Even with all this progress, the notion of a perfect database that arranges data optimally for all workloads remains elusive. While a near-perfect hardware stack reduces the penalty of suboptimal data access patterns, it does not eliminate the inherent trade-offs. Different queries and workloads require different optimizations. Some benefit from columnar formats, others from row-oriented designs, and still others from specialized indexing and compression schemes. Computation, query optimization, and data modeling complexities persist, no matter how fast the storage access becomes.
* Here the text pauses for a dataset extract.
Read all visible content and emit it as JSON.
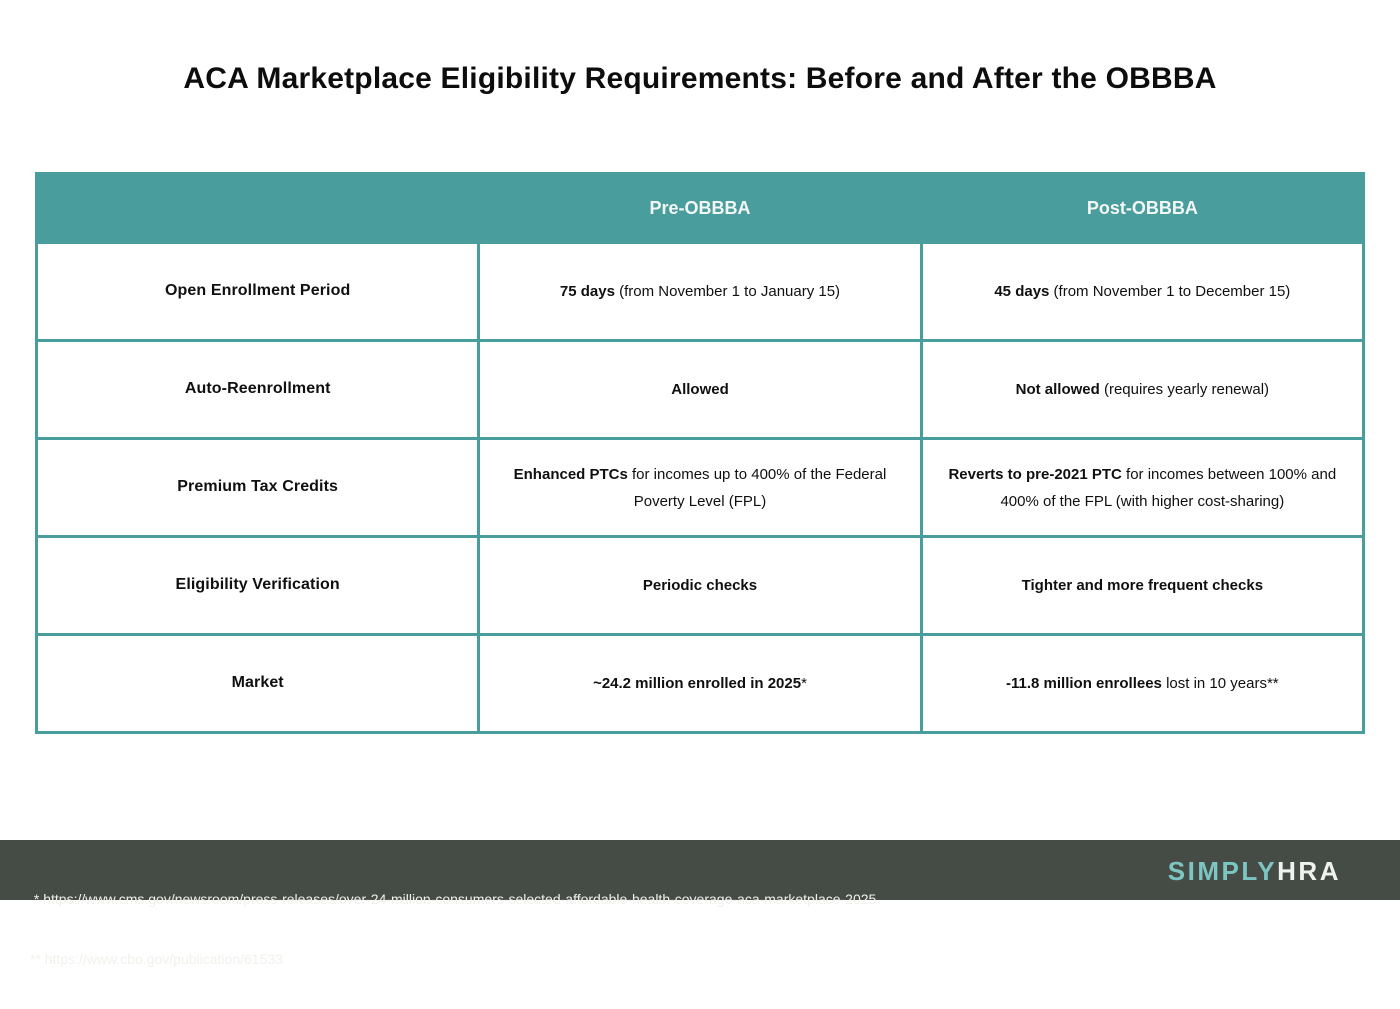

The perfect database does not exist because it represents a moving target—shaped by evolving workloads, changing user requirements, and new analytical methods. What specialized hardware and direct memory semantics can do is raise the baseline of performance. With an infrastructure that minimizes storage latency and complexity, database engines have more freedom and flexibility. But they will still need to choose how to represent, index, and process data. Just as no single tool solves every problem in software design, no single data arrangement or architectural approach will handle every query with equal perfection.
The idea of a perfect database is a useful thought experiment, pushing us to imagine what would be possible if we redesigned our systems from first principles. By transcending traditional disk access and moving towards direct memory semantics—initially over existing fabrics like FC or IB, and ultimately through purpose-built hardware and coherent memory protocols—we could achieve substantial performance gains.
However, such an approach only addresses certain dimensions of complexity. It will not magically unify all data models or index strategies under one optimal configuration. The inherent trade-offs remain, and as data grows more portable and becomes increasingly critical to AI-driven applications, working with different databases and managing database migrations will remain essential. In fact, these practices become even more important as organizations demand greater flexibility, data portability, and the ability to integrate new AI-driven workloads seamlessly.
This is precisely why we are building reDB: to embrace the realities of evolving data ecosystems, data portability, and the complexities of integrating AI, while striving to push the boundaries of performance and efficiency in today’s multi-database world.
Maybe someday we will build the perfect database stack too.